A hiker leaves her camp and walks 3.5 km in a direction of 55° south of west to the lake. After a short rest at the lake, she hikes 2.7 km in a direction of 16° east of south to the scenic overlook. What is the magnitude of the hiker’s resultant displacement? Round your answer to the nearest tenth.  km What is the direction of the hiker’s resultant displacement? Round your answer to nearest whole degree. °  south of west

Answer 1

The magnitude of the hiker’s resultant displacement is 5.6 km
The direction of the hiker’s resultant displacement is 77 degrees

Answer 2

1) Magnitude

Let's take south as positive y-direction and east as positive x-direction. Then we have to resolve both displacements into their respective components:

$d_{1x} = -(3.5 km) cos 55^{\circ}=-2.0 km$

$d_{1y} = (3.5 km) sin 55^{\circ}=2.87 km$

$d_{2x} = (2.7 km) sin 16^{\circ}=0.74 km$

$d_{2y} = (2.7 km) cos 16^{\circ}=2.60 km$

So, the components of the total displacement are

$d_x = d_{1x}+d_{2x}=-2.0 km +0.74 km=-1.26 km$ east (so, 1.26 km west)

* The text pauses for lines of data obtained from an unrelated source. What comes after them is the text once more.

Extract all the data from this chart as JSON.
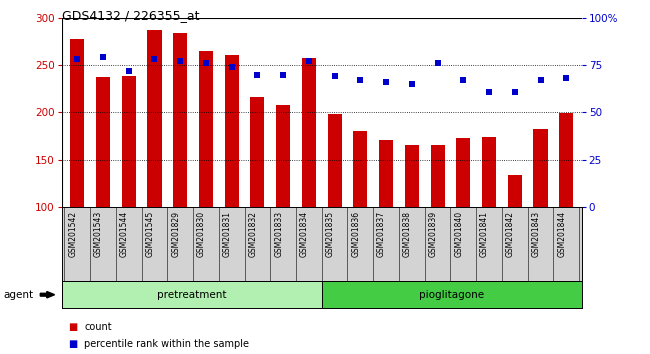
{
  "title": "GDS4132 / 226355_at",
  "categories": [
    "GSM201542",
    "GSM201543",
    "GSM201544",
    "GSM201545",
    "GSM201829",
    "GSM201830",
    "GSM201831",
    "GSM201832",
    "GSM201833",
    "GSM201834",
    "GSM201835",
    "GSM201836",
    "GSM201837",
    "GSM201838",
    "GSM201839",
    "GSM201840",
    "GSM201841",
    "GSM201842",
    "GSM201843",
    "GSM201844"
  ],
  "bar_values": [
    278,
    237,
    238,
    287,
    284,
    265,
    261,
    216,
    208,
    257,
    198,
    180,
    171,
    166,
    166,
    173,
    174,
    134,
    182,
    199
  ],
  "percentile_values": [
    78,
    79,
    72,
    78,
    77,
    76,
    74,
    70,
    70,
    77,
    69,
    67,
    66,
    65,
    76,
    67,
    61,
    61,
    67,
    68
  ],
  "bar_color": "#cc0000",
  "percentile_color": "#0000cc",
  "ylim_left": [
    100,
    300
  ],
  "ylim_right": [
    0,
    100
  ],
  "yticks_left": [
    100,
    150,
    200,
    250,
    300
  ],
  "yticks_right": [
    0,
    25,
    50,
    75,
    100
  ],
  "ytick_labels_right": [
    "0",
    "25",
    "50",
    "75",
    "100%"
  ],
  "group1_label": "pretreatment",
  "group2_label": "pioglitagone",
  "group1_count": 10,
  "group2_count": 10,
  "agent_label": "agent",
  "legend_count": "count",
  "legend_pct": "percentile rank within the sample",
  "bg_pretreat": "#b2f0b2",
  "bg_pioglit": "#44cc44",
  "bar_width": 0.55,
  "dotted_lines": [
    150,
    200,
    250
  ]
}
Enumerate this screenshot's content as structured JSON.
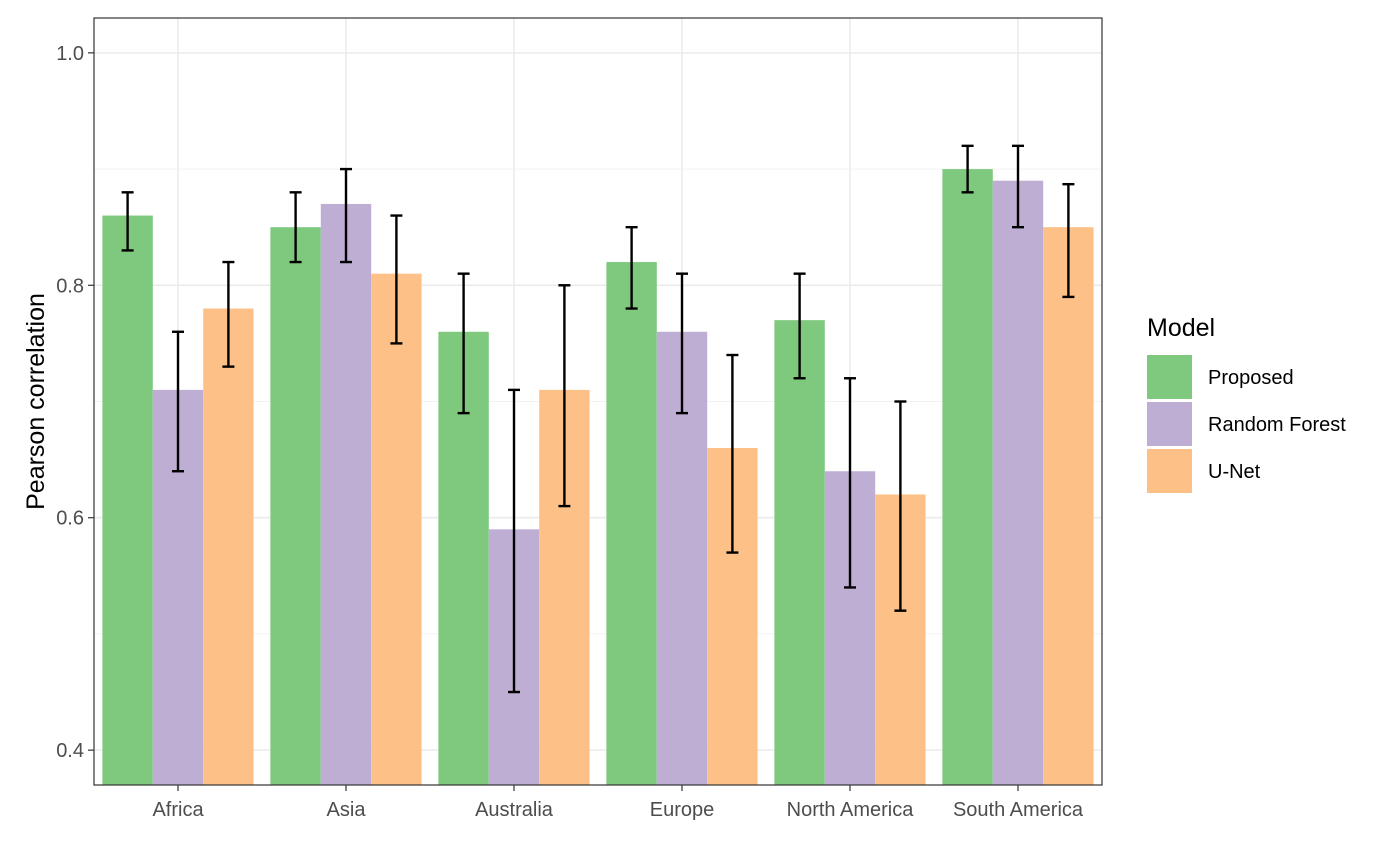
{
  "chart_data": {
    "type": "bar",
    "title": "",
    "xlabel": "",
    "ylabel": "Pearson correlation",
    "ylim": [
      0.37,
      1.03
    ],
    "yticks": [
      0.4,
      0.6,
      0.8,
      1.0
    ],
    "ytick_labels": [
      "0.4",
      "0.6",
      "0.8",
      "1.0"
    ],
    "categories": [
      "Africa",
      "Asia",
      "Australia",
      "Europe",
      "North America",
      "South America"
    ],
    "grid": true,
    "legend": {
      "title": "Model",
      "position": "right"
    },
    "series": [
      {
        "name": "Proposed",
        "color": "#7fc97f",
        "values": [
          0.86,
          0.85,
          0.76,
          0.82,
          0.77,
          0.9
        ],
        "err_low": [
          0.83,
          0.82,
          0.69,
          0.78,
          0.72,
          0.88
        ],
        "err_high": [
          0.88,
          0.88,
          0.81,
          0.85,
          0.81,
          0.92
        ]
      },
      {
        "name": "Random Forest",
        "color": "#beaed4",
        "values": [
          0.71,
          0.87,
          0.59,
          0.76,
          0.64,
          0.89
        ],
        "err_low": [
          0.64,
          0.82,
          0.45,
          0.69,
          0.54,
          0.85
        ],
        "err_high": [
          0.76,
          0.9,
          0.71,
          0.81,
          0.72,
          0.92
        ]
      },
      {
        "name": "U-Net",
        "color": "#fdc086",
        "values": [
          0.78,
          0.81,
          0.71,
          0.66,
          0.62,
          0.85
        ],
        "err_low": [
          0.73,
          0.75,
          0.61,
          0.57,
          0.52,
          0.79
        ],
        "err_high": [
          0.82,
          0.86,
          0.8,
          0.74,
          0.7,
          0.887
        ]
      }
    ]
  }
}
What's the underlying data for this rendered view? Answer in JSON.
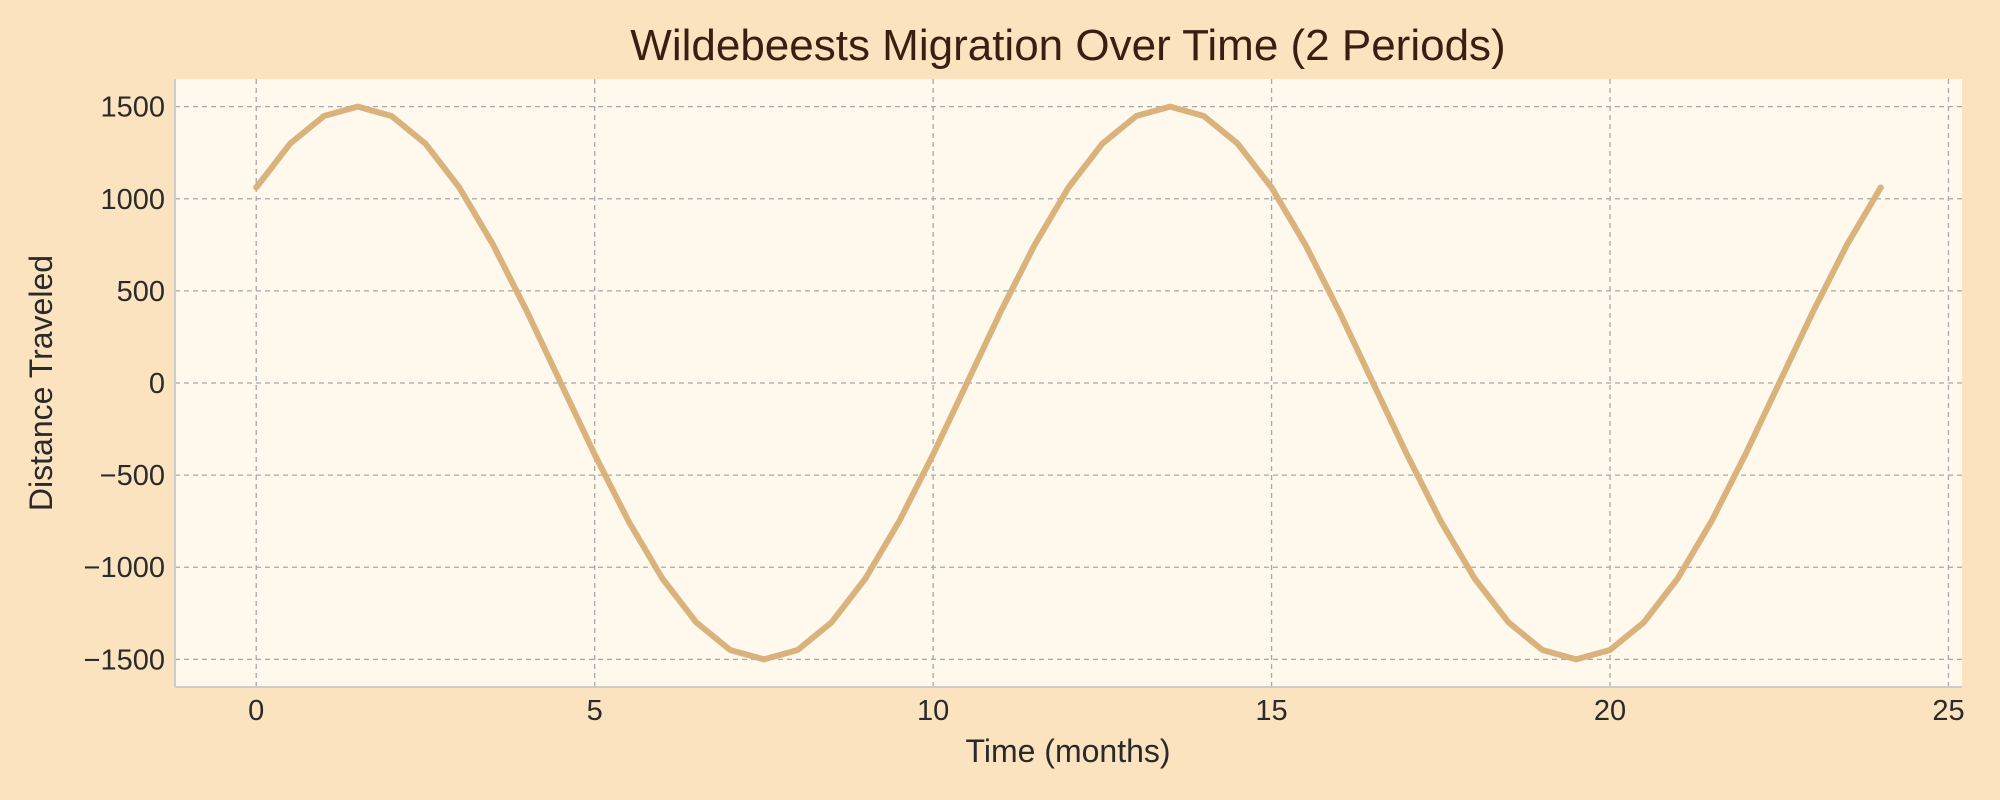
{
  "chart_data": {
    "type": "line",
    "title": "Wildebeests Migration Over Time (2 Periods)",
    "xlabel": "Time (months)",
    "ylabel": "Distance Traveled",
    "xlim": [
      -1.2,
      25.2
    ],
    "ylim": [
      -1650,
      1650
    ],
    "xticks": [
      0,
      5,
      10,
      15,
      20,
      25
    ],
    "yticks": [
      -1500,
      -1000,
      -500,
      0,
      500,
      1000,
      1500
    ],
    "xtick_labels": [
      "0",
      "5",
      "10",
      "15",
      "20",
      "25"
    ],
    "ytick_labels": [
      "−1500",
      "−1000",
      "−500",
      "0",
      "500",
      "1000",
      "1500"
    ],
    "grid": true,
    "series": [
      {
        "color": "#d9b27c",
        "x": [
          0,
          0.5,
          1,
          1.5,
          2,
          2.5,
          3,
          3.5,
          4,
          4.5,
          5,
          5.5,
          6,
          6.5,
          7,
          7.5,
          8,
          8.5,
          9,
          9.5,
          10,
          10.5,
          11,
          11.5,
          12,
          12.5,
          13,
          13.5,
          14,
          14.5,
          15,
          15.5,
          16,
          16.5,
          17,
          17.5,
          18,
          18.5,
          19,
          19.5,
          20,
          20.5,
          21,
          21.5,
          22,
          22.5,
          23,
          23.5,
          24
        ],
        "y": [
          1061,
          1299,
          1449,
          1500,
          1449,
          1299,
          1061,
          750,
          388,
          0,
          -388,
          -750,
          -1061,
          -1299,
          -1449,
          -1500,
          -1449,
          -1299,
          -1061,
          -750,
          -388,
          0,
          388,
          750,
          1061,
          1299,
          1449,
          1500,
          1449,
          1299,
          1061,
          750,
          388,
          0,
          -388,
          -750,
          -1061,
          -1299,
          -1449,
          -1500,
          -1449,
          -1299,
          -1061,
          -750,
          -388,
          0,
          388,
          750,
          1061
        ]
      }
    ]
  },
  "colors": {
    "page_background": "#fce3bf",
    "plot_background": "#fff8ec",
    "grid": "#a8a8a8",
    "axis_spine": "#cccccc",
    "title_text": "#3a1e12",
    "tick_text": "#2a2a2a"
  }
}
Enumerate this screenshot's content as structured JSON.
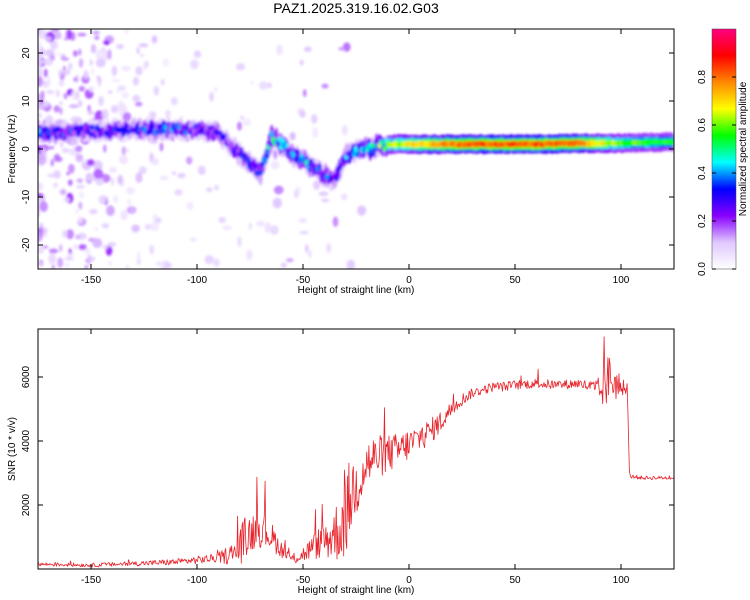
{
  "title": "PAZ1.2025.319.16.02.G03",
  "chart_data": [
    {
      "type": "heatmap",
      "xlabel": "Height of straight line (km)",
      "ylabel": "Frequency (Hz)",
      "xlim": [
        -175,
        125
      ],
      "ylim": [
        -25,
        25
      ],
      "xticks": [
        -150,
        -100,
        -50,
        0,
        50,
        100
      ],
      "yticks": [
        -20,
        -10,
        0,
        10,
        20
      ],
      "colorbar": {
        "label": "Normalized spectral amplitude",
        "range": [
          0,
          1
        ],
        "ticks": [
          "0.0",
          "0.2",
          "0.4",
          "0.6",
          "0.8"
        ],
        "colors": [
          "#ffffff",
          "#e0c8ff",
          "#8800ff",
          "#0000ff",
          "#00ffff",
          "#00ff00",
          "#ffff00",
          "#ff8800",
          "#ff0000",
          "#ff0080"
        ]
      },
      "ridge": {
        "x": [
          -175,
          -150,
          -130,
          -115,
          -100,
          -90,
          -85,
          -80,
          -75,
          -70,
          -65,
          -60,
          -55,
          -50,
          -45,
          -40,
          -35,
          -30,
          -25,
          -20,
          -15,
          -10,
          -5,
          0,
          10,
          20,
          40,
          60,
          80,
          100,
          125
        ],
        "frequency": [
          3.5,
          3.8,
          4,
          4.2,
          4,
          3.5,
          1,
          -1,
          -3,
          -5,
          2.5,
          1,
          -1,
          -2.5,
          -4,
          -5.5,
          -6.5,
          -1.5,
          -0.5,
          0,
          0.5,
          1,
          1,
          1,
          1,
          1,
          1,
          1,
          1.2,
          1.2,
          1.5
        ],
        "amplitude": [
          0.35,
          0.3,
          0.3,
          0.35,
          0.3,
          0.3,
          0.25,
          0.3,
          0.3,
          0.3,
          0.45,
          0.4,
          0.4,
          0.4,
          0.4,
          0.35,
          0.3,
          0.35,
          0.4,
          0.45,
          0.5,
          0.6,
          0.65,
          0.7,
          0.75,
          0.8,
          0.85,
          0.85,
          0.8,
          0.6,
          0.55
        ]
      }
    },
    {
      "type": "line",
      "xlabel": "Height of straight line (km)",
      "ylabel": "SNR (10 * v/v)",
      "xlim": [
        -175,
        125
      ],
      "ylim": [
        0,
        7500
      ],
      "xticks": [
        -150,
        -100,
        -50,
        0,
        50,
        100
      ],
      "yticks": [
        2000,
        4000,
        6000
      ],
      "series": [
        {
          "name": "SNR",
          "color": "#e8232b",
          "x": [
            -175,
            -150,
            -125,
            -110,
            -100,
            -90,
            -82,
            -78,
            -72,
            -66,
            -60,
            -55,
            -50,
            -45,
            -40,
            -35,
            -30,
            -28,
            -25,
            -22,
            -20,
            -15,
            -10,
            -5,
            0,
            5,
            10,
            15,
            20,
            25,
            30,
            35,
            40,
            45,
            50,
            60,
            70,
            80,
            85,
            90,
            95,
            100,
            103,
            104,
            110,
            125
          ],
          "values": [
            150,
            120,
            180,
            220,
            280,
            350,
            500,
            900,
            1300,
            1100,
            600,
            300,
            450,
            700,
            900,
            1100,
            1500,
            2200,
            2600,
            3000,
            3300,
            3500,
            3600,
            3700,
            3900,
            4100,
            4300,
            4600,
            5000,
            5300,
            5500,
            5600,
            5700,
            5700,
            5750,
            5800,
            5750,
            5800,
            5700,
            5500,
            6000,
            5600,
            5600,
            2900,
            2850,
            2850
          ],
          "noise": [
            60,
            60,
            80,
            100,
            120,
            150,
            400,
            700,
            600,
            500,
            250,
            150,
            250,
            400,
            600,
            900,
            1200,
            1300,
            1000,
            900,
            800,
            700,
            600,
            550,
            500,
            450,
            400,
            350,
            250,
            200,
            150,
            150,
            150,
            150,
            150,
            150,
            150,
            150,
            200,
            500,
            900,
            200,
            100,
            60,
            60,
            60
          ]
        }
      ]
    }
  ]
}
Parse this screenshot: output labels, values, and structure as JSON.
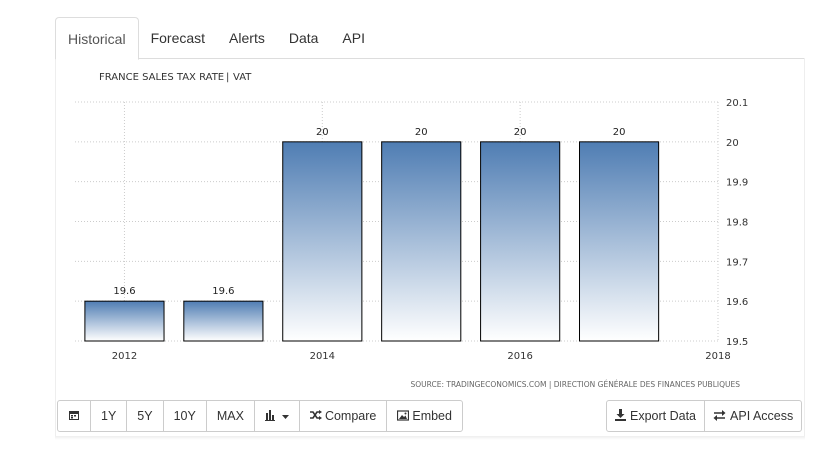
{
  "tabs": [
    {
      "label": "Historical",
      "active": true
    },
    {
      "label": "Forecast",
      "active": false
    },
    {
      "label": "Alerts",
      "active": false
    },
    {
      "label": "Data",
      "active": false
    },
    {
      "label": "API",
      "active": false
    }
  ],
  "chart_data": {
    "type": "bar",
    "title": "FRANCE SALES TAX RATE",
    "subtitle": "VAT",
    "x": [
      2012,
      2013,
      2014,
      2015,
      2016,
      2017
    ],
    "values": [
      19.6,
      19.6,
      20,
      20,
      20,
      20
    ],
    "data_labels": [
      "19.6",
      "19.6",
      "20",
      "20",
      "20",
      "20"
    ],
    "x_tick_labels": [
      "2012",
      "2014",
      "2016",
      "2018"
    ],
    "x_ticks": [
      2012,
      2014,
      2016,
      2018
    ],
    "y_ticks": [
      19.5,
      19.6,
      19.7,
      19.8,
      19.9,
      20,
      20.1
    ],
    "y_tick_labels": [
      "19.5",
      "19.6",
      "19.7",
      "19.8",
      "19.9",
      "20",
      "20.1"
    ],
    "ylim": [
      19.5,
      20.1
    ],
    "xlim": [
      2011.5,
      2018
    ],
    "y_axis_side": "right",
    "grid": true,
    "colors": {
      "bar_top": "#4f7db3",
      "bar_bottom": "#ffffff",
      "bar_stroke": "#000000",
      "grid": "#cccccc"
    },
    "source": "SOURCE: TRADINGECONOMICS.COM | DIRECTION GÉNÉRALE DES FINANCES PUBLIQUES"
  },
  "toolbar": {
    "calendar_icon": "calendar-icon",
    "ranges": [
      "1Y",
      "5Y",
      "10Y",
      "MAX"
    ],
    "chart_type_icon": "bar-chart-icon",
    "compare_label": "Compare",
    "embed_label": "Embed",
    "export_label": "Export Data",
    "api_label": "API Access"
  }
}
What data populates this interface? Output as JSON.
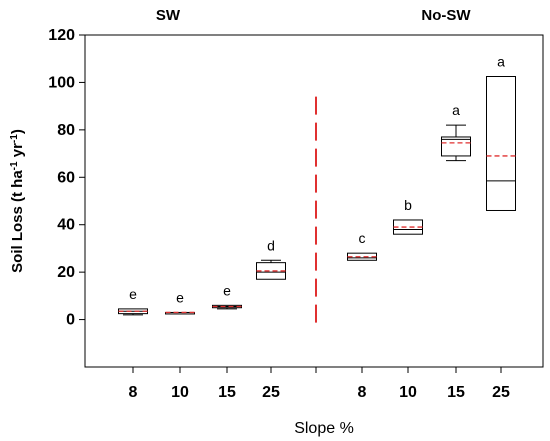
{
  "chart_data": {
    "type": "box",
    "ylabel": {
      "main": "Soil Loss (t ha",
      "sup1": "-1",
      "mid": " yr",
      "sup2": "-1",
      "end": ")"
    },
    "xlabel": "Slope %",
    "ylim": [
      -20,
      120
    ],
    "yticks": [
      0,
      20,
      40,
      60,
      80,
      100,
      120
    ],
    "grid": false,
    "groups": [
      {
        "name": "SW",
        "categories": [
          "8",
          "10",
          "15",
          "25"
        ]
      },
      {
        "name": "No-SW",
        "categories": [
          "8",
          "10",
          "15",
          "25"
        ]
      }
    ],
    "boxes": [
      {
        "group": "SW",
        "category": "8",
        "whisker_low": 2,
        "q1": 2.5,
        "median": 3.5,
        "mean": 3.5,
        "q3": 4.5,
        "whisker_high": 4.5,
        "letter": "e"
      },
      {
        "group": "SW",
        "category": "10",
        "whisker_low": 3,
        "q1": 3,
        "median": 3,
        "mean": 3,
        "q3": 3,
        "whisker_high": 3,
        "letter": "e"
      },
      {
        "group": "SW",
        "category": "15",
        "whisker_low": 4.5,
        "q1": 5,
        "median": 5.5,
        "mean": 5.5,
        "q3": 6,
        "whisker_high": 6,
        "letter": "e"
      },
      {
        "group": "SW",
        "category": "25",
        "whisker_low": 17,
        "q1": 17,
        "median": 20,
        "mean": 20.5,
        "q3": 24,
        "whisker_high": 25,
        "letter": "d"
      },
      {
        "group": "No-SW",
        "category": "8",
        "whisker_low": 25,
        "q1": 25,
        "median": 26,
        "mean": 26.5,
        "q3": 28,
        "whisker_high": 28,
        "letter": "c"
      },
      {
        "group": "No-SW",
        "category": "10",
        "whisker_low": 36,
        "q1": 36,
        "median": 38,
        "mean": 39,
        "q3": 42,
        "whisker_high": 42,
        "letter": "b"
      },
      {
        "group": "No-SW",
        "category": "15",
        "whisker_low": 67,
        "q1": 69,
        "median": 76,
        "mean": 74.5,
        "q3": 77,
        "whisker_high": 82,
        "letter": "a"
      },
      {
        "group": "No-SW",
        "category": "25",
        "whisker_low": 46,
        "q1": 46,
        "median": 58.5,
        "mean": 69,
        "q3": 102.5,
        "whisker_high": 102.5,
        "letter": "a"
      }
    ],
    "colors": {
      "box": "#000000",
      "mean": "#e03030",
      "divider": "#e03030"
    }
  }
}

$d_y=d_{1y}+d_{2y}=2.87 km + 2.60 km=5.47 km$ south

So, the magnitude of the resultant displacement is

$d=\sqrt{d_x^2+d_y^2}=\sqrt{(1.26)^2+(5.47)^2}=5.61 km$

2) Direction

the direction of the hiker's displacement is

$\theta= arctan(\frac{d_y}{d_x})=arctan(\frac{5.47}{1.26})=arctan(4.34)=77.0^{\circ}$ south of west.